Infinite Causality
A cause is always caused and always causes. Moreover, it is always just one point in an infinite set of points making up reality.
[This is an ‘Ultimates’ text. Please, don’t take it at face value.]
‘The’ cause is always a human concoction.
Theoretically, a cause is a necessary prerequisite for the caused. A caused is a necessary follow-up of the cause. In view, of course, of ‘everything else,’ which makes causality also a characteristic of embeddedness. Without ‘everything else,’ not anything can cause anything.
Time is also intrinsic to the notion of causality. Although we can imagine the future causing the past – as we can also imagine a city of angels on Venus – it doesn’t make sense. Something could cause itself? That would make the causal concept meaningless.
One reality
So we get to several ideas that can only be caught together: time, cause, embeddedness… I guess that’s because reality is just what it is. Our notions – even while being fuzzy – about reality are bound together by reality itself.
We can only take our human-made notions – which we call ‘concepts’ – apart in an artificial manner.
Between correlation and causality
there will always be a gap. Say an apple falls from a tree. Gravity. Does gravity cause the falling of the apple? There is definitely a correlation. In space, the apple wouldn’t fall. It would just hang on there. No gravity, no falling.
Causality, however, is a necessary correlation. But ‘necessary’ is a very hard condition. Is anything ‘necessary’ at all? In theory, yes. The universe may even be a deterministic place as a whole. Or it may not. But that’s theory in relation to the practice of causality. The latter is:
In view of necessity, can we really prove any one bit of causality?

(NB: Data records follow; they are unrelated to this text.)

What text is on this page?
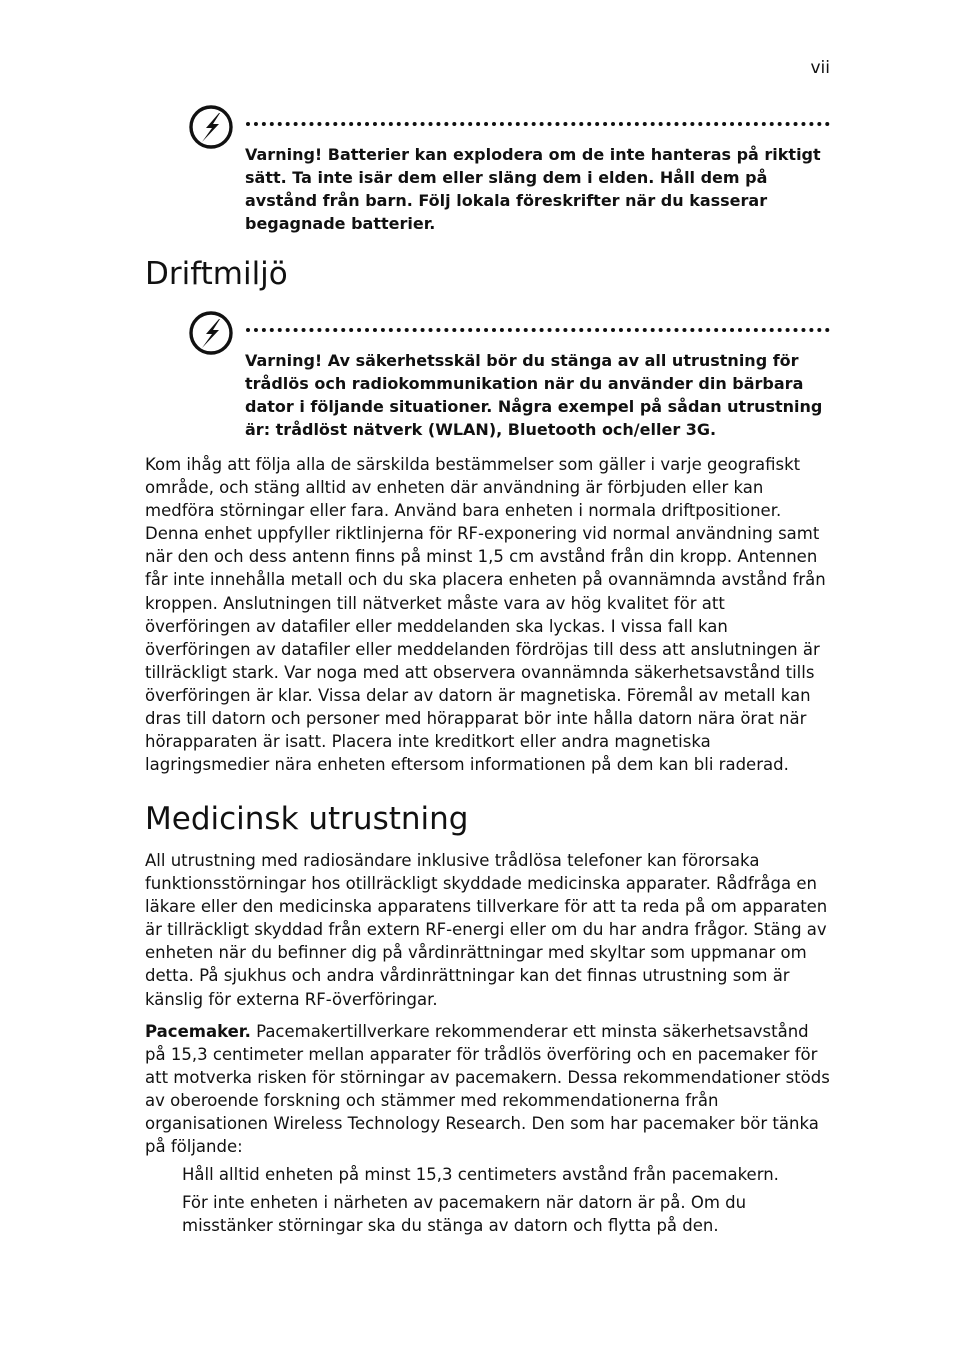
vii

Varning! Batterier kan explodera om de inte hanteras på riktigt sätt. Ta inte isär dem eller släng dem i elden. Håll dem på avstånd från barn. Följ lokala föreskrifter när du kasserar begagnade batterier.

Driftmiljö

Varning! Av säkerhetsskäl bör du stänga av all utrustning för trådlös och radiokommunikation när du använder din bärbara dator i följande situationer. Några exempel på sådan utrustning är: trådlöst nätverk (WLAN), Bluetooth och/eller 3G.

Kom ihåg att följa alla de särskilda bestämmelser som gäller i varje geografiskt område, och stäng alltid av enheten där användning är förbjuden eller kan medföra störningar eller fara. Använd bara enheten i normala driftpositioner. Denna enhet uppfyller riktlinjerna för RF-exponering vid normal användning samt när den och dess antenn finns på minst 1,5 cm avstånd från din kropp. Antennen får inte innehålla metall och du ska placera enheten på ovannämnda avstånd från kroppen. Anslutningen till nätverket måste vara av hög kvalitet för att överföringen av datafiler eller meddelanden ska lyckas. I vissa fall kan överföringen av datafiler eller meddelanden fördröjas till dess att anslutningen är tillräckligt stark. Var noga med att observera ovannämnda säkerhetsavstånd tills överföringen är klar. Vissa delar av datorn är magnetiska. Föremål av metall kan dras till datorn och personer med hörapparat bör inte hålla datorn nära örat när hörapparaten är isatt. Placera inte kreditkort eller andra magnetiska lagringsmedier nära enheten eftersom informationen på dem kan bli raderad.

Medicinsk utrustning

All utrustning med radiosändare inklusive trådlösa telefoner kan förorsaka funktionsstörningar hos otillräckligt skyddade medicinska apparater. Rådfråga en läkare eller den medicinska apparatens tillverkare för att ta reda på om apparaten är tillräckligt skyddad från extern RF-energi eller om du har andra frågor. Stäng av enheten när du befinner dig på vårdinrättningar med skyltar som uppmanar om detta. På sjukhus och andra vårdinrättningar kan det finnas utrustning som är känslig för externa RF-överföringar.

Pacemaker. Pacemakertillverkare rekommenderar ett minsta säkerhetsavstånd på 15,3 centimeter mellan apparater för trådlös överföring och en pacemaker för att motverka risken för störningar av pacemakern. Dessa rekommendationer stöds av oberoende forskning och stämmer med rekommendationerna från organisationen Wireless Technology Research. Den som har pacemaker bör tänka på följande:

Håll alltid enheten på minst 15,3 centimeters avstånd från pacemakern.

För inte enheten i närheten av pacemakern när datorn är på. Om du misstänker störningar ska du stänga av datorn och flytta på den.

At presence, ‘science about science’ says ‘no.’ In order to prove causality, one needs to verify. The present-day theory about science says that verification is not possible.
And that’s the end of proven causality.
Of course, in everyday life, we live with continuous causality.
Our very thinking itself, our relationships, society as a whole is built upon the notion of causality. Causality glues everything together. It’s the way we make sense of anything and everything.
According to me, that is what ‘causality’ eventually amounts to:
a way of making sense.
It’s not anything that exists in reality. Note that one cannot ‘grab’ causality. One cannot – as we just saw – ‘prove’ causality. One cannot put any single dose of ‘causality’ in anything.
Take the universe with or without causality – but with correlations – and it would be the same universe.
Good enough?
This leads us back to causality as a human instrument. The aim of this instrument – as of any other – is to be ‘good enough.’ It doesn’t need to be perfect. It never is.
But ‘good enough’ is also the result of human appreciation. Always. In medicine, for instance, this is generally threaded very lightly. WAY too lightly especially at the borders of what one group (the medical) wants to see as its territory (medicine).
When used appropriately, the instrument of causality doesn’t stop at any borders, nor can it be rightfully used to make any distinctions where there are none. That would make the instrument itself irrelevant – as it does – and even dangerous to many people’s health.